官能一夜に溺れたら、極上愛の証を授かりました
満開の桜が咲き誇る春、私と貴斗は貴裕さんが待つ東京へ引っ越しをした。
諏訪島を出る時は、涙が溢れて止まらなかった。
四年前、身寄りもなくたったひとりで貴斗を産むと決めた私を、温かく迎え入れてくれた人達。働く場所を与えてくれ、見守っていてくれた智雄さんと素子さん、私達を『大事な家族』だと言ってくれた雄ちゃん。彼らのおかげで今の幸せがある。

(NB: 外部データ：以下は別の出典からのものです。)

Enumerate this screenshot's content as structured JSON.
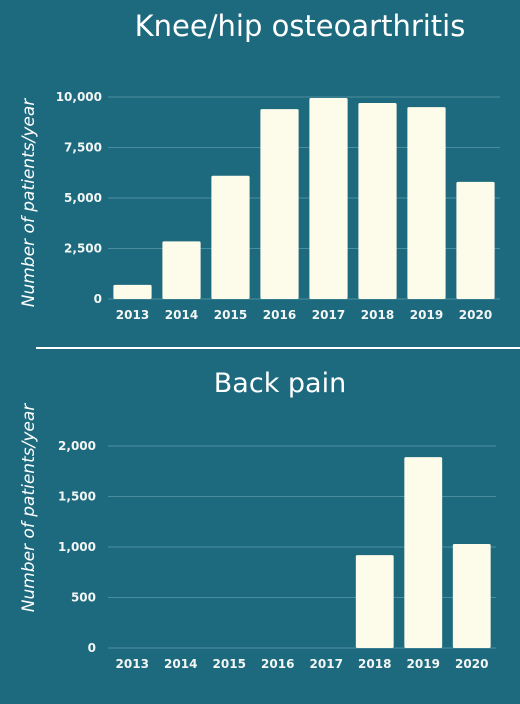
{
  "colors": {
    "background": "#1d6a7f",
    "bar": "#fdfbea",
    "text": "#ffffff",
    "tick_text": "#f2f6f4",
    "grid": "#4a8d9e",
    "divider": "#ffffff"
  },
  "chart_data": [
    {
      "type": "bar",
      "title": "Knee/hip osteoarthritis",
      "ylabel": "Number of patients/year",
      "xlabel": "",
      "categories": [
        "2013",
        "2014",
        "2015",
        "2016",
        "2017",
        "2018",
        "2019",
        "2020"
      ],
      "values": [
        700,
        2850,
        6100,
        9400,
        9950,
        9700,
        9500,
        5800
      ],
      "yticks": [
        "0",
        "2,500",
        "5,000",
        "7,500",
        "10,000"
      ],
      "ytick_values": [
        0,
        2500,
        5000,
        7500,
        10000
      ],
      "ylim": [
        0,
        10000
      ],
      "grid": true
    },
    {
      "type": "bar",
      "title": "Back pain",
      "ylabel": "Number of patients/year",
      "xlabel": "",
      "categories": [
        "2013",
        "2014",
        "2015",
        "2016",
        "2017",
        "2018",
        "2019",
        "2020"
      ],
      "values": [
        0,
        0,
        0,
        0,
        0,
        920,
        1890,
        1030
      ],
      "yticks": [
        "0",
        "500",
        "1,000",
        "1,500",
        "2,000"
      ],
      "ytick_values": [
        0,
        500,
        1000,
        1500,
        2000
      ],
      "ylim": [
        0,
        2000
      ],
      "grid": true
    }
  ]
}
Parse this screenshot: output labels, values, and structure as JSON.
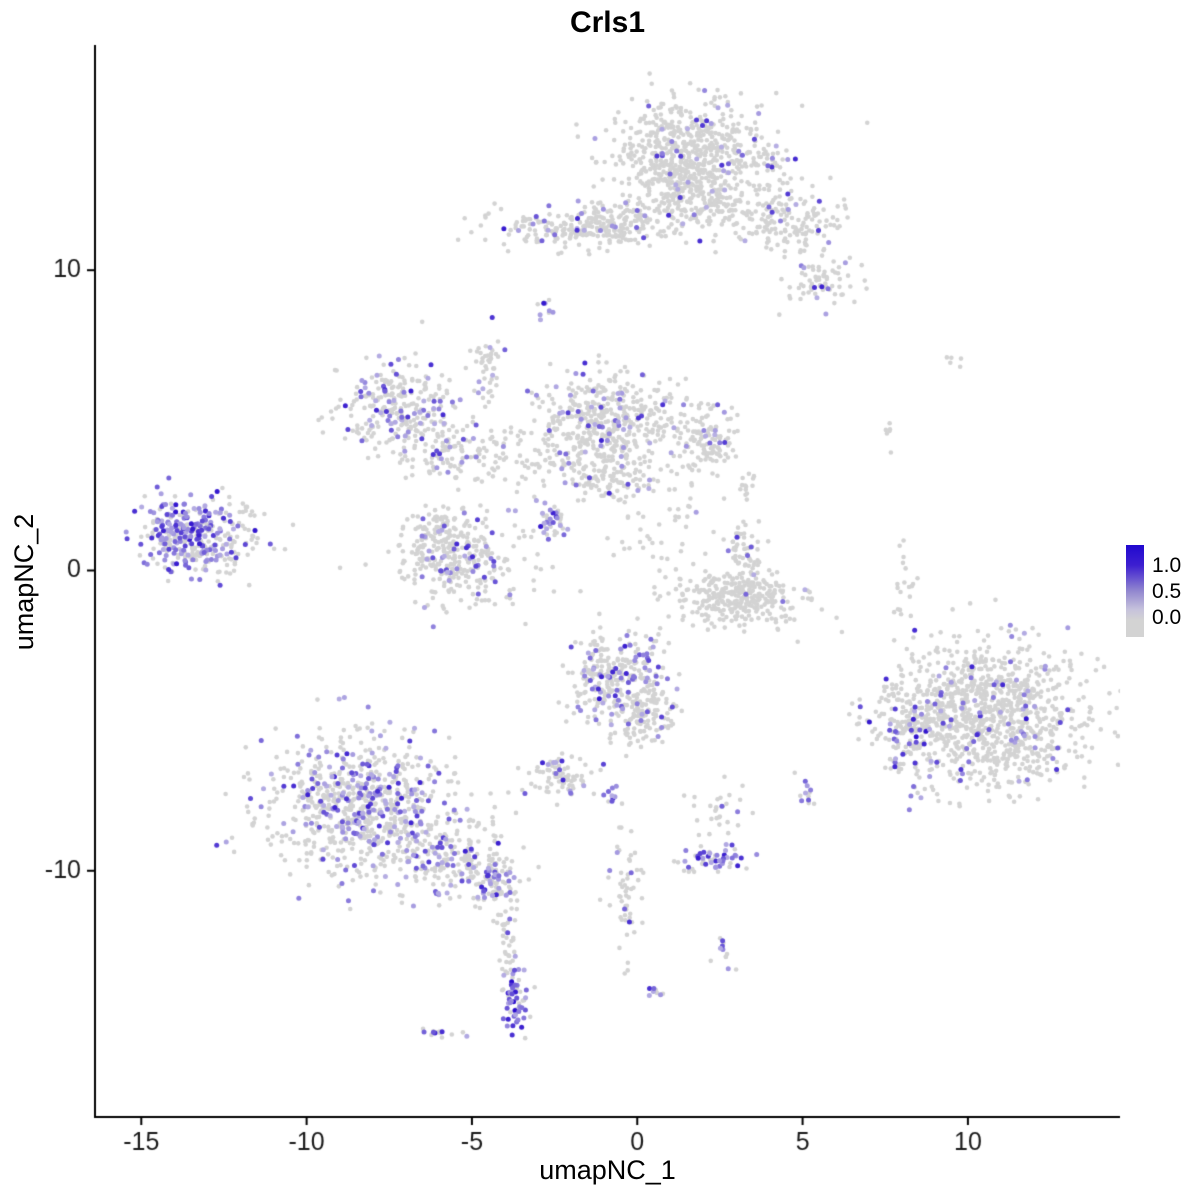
{
  "chart_data": {
    "type": "scatter",
    "title": "Crls1",
    "xlabel": "umapNC_1",
    "ylabel": "umapNC_2",
    "xlim": [
      -16.4,
      14.6
    ],
    "ylim": [
      -18.2,
      17.5
    ],
    "x_ticks": [
      -15,
      -10,
      -5,
      0,
      5,
      10
    ],
    "y_ticks": [
      10,
      0,
      -10
    ],
    "grid": false,
    "background": "#ffffff",
    "point_color_low": "#D3D3D3",
    "point_color_high": "#2000CC",
    "point_color_low_expr": "#CDC9E6",
    "legend": {
      "position": "right",
      "labels": [
        "1.0",
        "0.5",
        "0.0"
      ],
      "color_top": "#2008CF",
      "color_mid": "#9287CF",
      "color_bottom": "#D3D3D3"
    },
    "description": "UMAP feature plot of Crls1 expression across ~6800 single cells; grey points = no/low expression, purple-blue points = expression level (0 to 1+). Clusters are gaussian blobs in umap coordinates.",
    "clusters": [
      {
        "name": "top-main",
        "cx": 1.6,
        "cy": 13.9,
        "sx": 1.25,
        "sy": 0.95,
        "n": 650,
        "expr_frac": 0.06,
        "strength": 0.7
      },
      {
        "name": "top-main-neck",
        "cx": 1.7,
        "cy": 12.3,
        "sx": 0.8,
        "sy": 0.55,
        "n": 180,
        "expr_frac": 0.05,
        "strength": 0.7
      },
      {
        "name": "top-arm-right",
        "cx": 4.2,
        "cy": 11.6,
        "sx": 1.0,
        "sy": 0.55,
        "n": 170,
        "expr_frac": 0.05,
        "strength": 0.7
      },
      {
        "name": "top-right-small",
        "cx": 5.6,
        "cy": 9.6,
        "sx": 0.5,
        "sy": 0.45,
        "n": 70,
        "expr_frac": 0.18,
        "strength": 0.75
      },
      {
        "name": "top-band-left",
        "cx": -2.1,
        "cy": 11.4,
        "sx": 1.2,
        "sy": 0.35,
        "n": 190,
        "expr_frac": 0.1,
        "strength": 0.8
      },
      {
        "name": "top-band-mid",
        "cx": -0.5,
        "cy": 11.6,
        "sx": 0.6,
        "sy": 0.4,
        "n": 90,
        "expr_frac": 0.06,
        "strength": 0.7
      },
      {
        "name": "dots-upper-mid",
        "cx": -2.75,
        "cy": 8.8,
        "sx": 0.12,
        "sy": 0.28,
        "n": 10,
        "expr_frac": 0.5,
        "strength": 0.8
      },
      {
        "name": "left-ring",
        "cx": -7.2,
        "cy": 5.4,
        "sx": 0.9,
        "sy": 0.75,
        "n": 270,
        "expr_frac": 0.18,
        "strength": 0.75
      },
      {
        "name": "left-ring-arm",
        "cx": -5.6,
        "cy": 3.9,
        "sx": 0.8,
        "sy": 0.5,
        "n": 110,
        "expr_frac": 0.12,
        "strength": 0.7
      },
      {
        "name": "mid-upper-trail",
        "cx": -4.5,
        "cy": 6.3,
        "sx": 0.2,
        "sy": 0.7,
        "n": 30,
        "expr_frac": 0.1,
        "strength": 0.7
      },
      {
        "name": "small-upper-left",
        "cx": -4.6,
        "cy": 7.1,
        "sx": 0.25,
        "sy": 0.3,
        "n": 15,
        "expr_frac": 0.15,
        "strength": 0.7
      },
      {
        "name": "center-main",
        "cx": -0.9,
        "cy": 5.0,
        "sx": 1.0,
        "sy": 0.8,
        "n": 430,
        "expr_frac": 0.12,
        "strength": 0.75
      },
      {
        "name": "center-right-lobe",
        "cx": 2.0,
        "cy": 4.3,
        "sx": 0.55,
        "sy": 0.6,
        "n": 130,
        "expr_frac": 0.07,
        "strength": 0.7
      },
      {
        "name": "center-lower",
        "cx": -0.9,
        "cy": 3.2,
        "sx": 0.8,
        "sy": 0.4,
        "n": 110,
        "expr_frac": 0.05,
        "strength": 0.7
      },
      {
        "name": "center-sparse-left",
        "cx": -3.0,
        "cy": 3.8,
        "sx": 0.9,
        "sy": 0.7,
        "n": 70,
        "expr_frac": 0.07,
        "strength": 0.7
      },
      {
        "name": "far-left",
        "cx": -13.6,
        "cy": 1.2,
        "sx": 0.75,
        "sy": 0.65,
        "n": 300,
        "expr_frac": 0.55,
        "strength": 0.8
      },
      {
        "name": "far-left-fringe",
        "cx": -12.4,
        "cy": 0.9,
        "sx": 0.7,
        "sy": 0.6,
        "n": 70,
        "expr_frac": 0.1,
        "strength": 0.7
      },
      {
        "name": "far-left-dot",
        "cx": -11.7,
        "cy": 1.9,
        "sx": 0.15,
        "sy": 0.15,
        "n": 6,
        "expr_frac": 0.1,
        "strength": 0.7
      },
      {
        "name": "lower-left-ring",
        "cx": -5.3,
        "cy": 0.3,
        "sx": 1.0,
        "sy": 0.7,
        "n": 310,
        "expr_frac": 0.15,
        "strength": 0.75
      },
      {
        "name": "lower-left-ring-top",
        "cx": -5.9,
        "cy": 1.5,
        "sx": 0.55,
        "sy": 0.3,
        "n": 60,
        "expr_frac": 0.1,
        "strength": 0.7
      },
      {
        "name": "center-knot",
        "cx": -2.6,
        "cy": 1.7,
        "sx": 0.2,
        "sy": 0.3,
        "n": 40,
        "expr_frac": 0.45,
        "strength": 0.8
      },
      {
        "name": "center-bridge",
        "cx": 0.6,
        "cy": 1.4,
        "sx": 0.9,
        "sy": 0.9,
        "n": 45,
        "expr_frac": 0.05,
        "strength": 0.7
      },
      {
        "name": "smile",
        "cx": 3.1,
        "cy": -0.9,
        "sx": 1.0,
        "sy": 0.45,
        "n": 330,
        "expr_frac": 0.02,
        "strength": 0.7
      },
      {
        "name": "smile-upper-bits",
        "cx": 3.2,
        "cy": 0.8,
        "sx": 0.3,
        "sy": 0.45,
        "n": 40,
        "expr_frac": 0.08,
        "strength": 0.7
      },
      {
        "name": "mid-lower-blob",
        "cx": -0.6,
        "cy": -3.6,
        "sx": 0.75,
        "sy": 0.9,
        "n": 320,
        "expr_frac": 0.18,
        "strength": 0.8
      },
      {
        "name": "mid-lower-tail",
        "cx": 0.4,
        "cy": -4.9,
        "sx": 0.4,
        "sy": 0.5,
        "n": 80,
        "expr_frac": 0.08,
        "strength": 0.7
      },
      {
        "name": "small-mid-left",
        "cx": -2.4,
        "cy": -6.9,
        "sx": 0.5,
        "sy": 0.35,
        "n": 80,
        "expr_frac": 0.2,
        "strength": 0.75
      },
      {
        "name": "tiny-pair-mid",
        "cx": -0.75,
        "cy": -7.5,
        "sx": 0.15,
        "sy": 0.2,
        "n": 10,
        "expr_frac": 0.6,
        "strength": 0.8
      },
      {
        "name": "bottom-left-main",
        "cx": -8.3,
        "cy": -7.9,
        "sx": 1.45,
        "sy": 1.15,
        "n": 820,
        "expr_frac": 0.24,
        "strength": 0.75
      },
      {
        "name": "bottom-left-arm",
        "cx": -5.6,
        "cy": -9.6,
        "sx": 0.8,
        "sy": 0.55,
        "n": 150,
        "expr_frac": 0.2,
        "strength": 0.75
      },
      {
        "name": "bottom-left-arm-end",
        "cx": -4.4,
        "cy": -10.3,
        "sx": 0.4,
        "sy": 0.45,
        "n": 90,
        "expr_frac": 0.3,
        "strength": 0.75
      },
      {
        "name": "bottom-trail",
        "cx": -4.0,
        "cy": -12.1,
        "sx": 0.2,
        "sy": 0.8,
        "n": 40,
        "expr_frac": 0.15,
        "strength": 0.7
      },
      {
        "name": "bottom-knot",
        "cx": -3.7,
        "cy": -14.3,
        "sx": 0.22,
        "sy": 0.6,
        "n": 60,
        "expr_frac": 0.7,
        "strength": 0.85
      },
      {
        "name": "bottom-dash",
        "cx": -6.0,
        "cy": -15.4,
        "sx": 0.3,
        "sy": 0.1,
        "n": 15,
        "expr_frac": 0.4,
        "strength": 0.75
      },
      {
        "name": "center-bottom-trail",
        "cx": -0.4,
        "cy": -10.8,
        "sx": 0.25,
        "sy": 1.2,
        "n": 55,
        "expr_frac": 0.15,
        "strength": 0.8
      },
      {
        "name": "center-bottom-knot",
        "cx": 2.3,
        "cy": -9.6,
        "sx": 0.5,
        "sy": 0.2,
        "n": 55,
        "expr_frac": 0.6,
        "strength": 0.8
      },
      {
        "name": "center-bottom-sparse",
        "cx": 2.4,
        "cy": -8.2,
        "sx": 0.4,
        "sy": 0.5,
        "n": 30,
        "expr_frac": 0.1,
        "strength": 0.7
      },
      {
        "name": "tiny-dot-low1",
        "cx": 2.6,
        "cy": -12.7,
        "sx": 0.15,
        "sy": 0.3,
        "n": 12,
        "expr_frac": 0.5,
        "strength": 0.8
      },
      {
        "name": "tiny-dot-low2",
        "cx": 0.6,
        "cy": -14.1,
        "sx": 0.15,
        "sy": 0.15,
        "n": 8,
        "expr_frac": 0.6,
        "strength": 0.8
      },
      {
        "name": "right-pair",
        "cx": 5.1,
        "cy": -7.4,
        "sx": 0.15,
        "sy": 0.3,
        "n": 12,
        "expr_frac": 0.6,
        "strength": 0.8
      },
      {
        "name": "right-main",
        "cx": 10.6,
        "cy": -4.8,
        "sx": 1.5,
        "sy": 1.15,
        "n": 1050,
        "expr_frac": 0.07,
        "strength": 0.8
      },
      {
        "name": "right-main-edge",
        "cx": 8.3,
        "cy": -5.3,
        "sx": 0.5,
        "sy": 0.9,
        "n": 120,
        "expr_frac": 0.2,
        "strength": 0.8
      },
      {
        "name": "right-above-trail",
        "cx": 8.1,
        "cy": -0.6,
        "sx": 0.2,
        "sy": 0.9,
        "n": 20,
        "expr_frac": 0.1,
        "strength": 0.7
      },
      {
        "name": "right-dot-mid",
        "cx": 7.6,
        "cy": 4.6,
        "sx": 0.1,
        "sy": 0.3,
        "n": 6,
        "expr_frac": 0,
        "strength": 0.7
      },
      {
        "name": "right-dot-high",
        "cx": 9.5,
        "cy": 6.9,
        "sx": 0.15,
        "sy": 0.15,
        "n": 5,
        "expr_frac": 0,
        "strength": 0.7
      },
      {
        "name": "misc-mid-dots",
        "cx": 3.3,
        "cy": 2.8,
        "sx": 0.2,
        "sy": 0.3,
        "n": 12,
        "expr_frac": 0,
        "strength": 0.7
      },
      {
        "name": "misc-mid-dots2",
        "cx": 3.4,
        "cy": 0.2,
        "sx": 0.15,
        "sy": 0.5,
        "n": 10,
        "expr_frac": 0.1,
        "strength": 0.7
      }
    ]
  }
}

これまで貴裕さんが住んでいたマンションで、三人での生活をスタートさせた。
貴裕さんは相変わらず忙しいけれど、貴斗が寂しくないよう可能な限り早く帰って来てくれる。
「美海、俺そろそろ行くよ」
家を出る貴裕さんを、貴斗と一緒にドアの前で見送る。
「貴斗行ってくるな」
「はーい、パパいってらっしゃい!」
元気に手を振る貴斗の頭を、貴裕さんがくしゃりと撫でる。
「美海、今日の約束忘れてないな」
「もちろん、十五時ね」
「楽しみにしてる」
そう言い残して、貴裕さんは慌ただしく家を出て行った。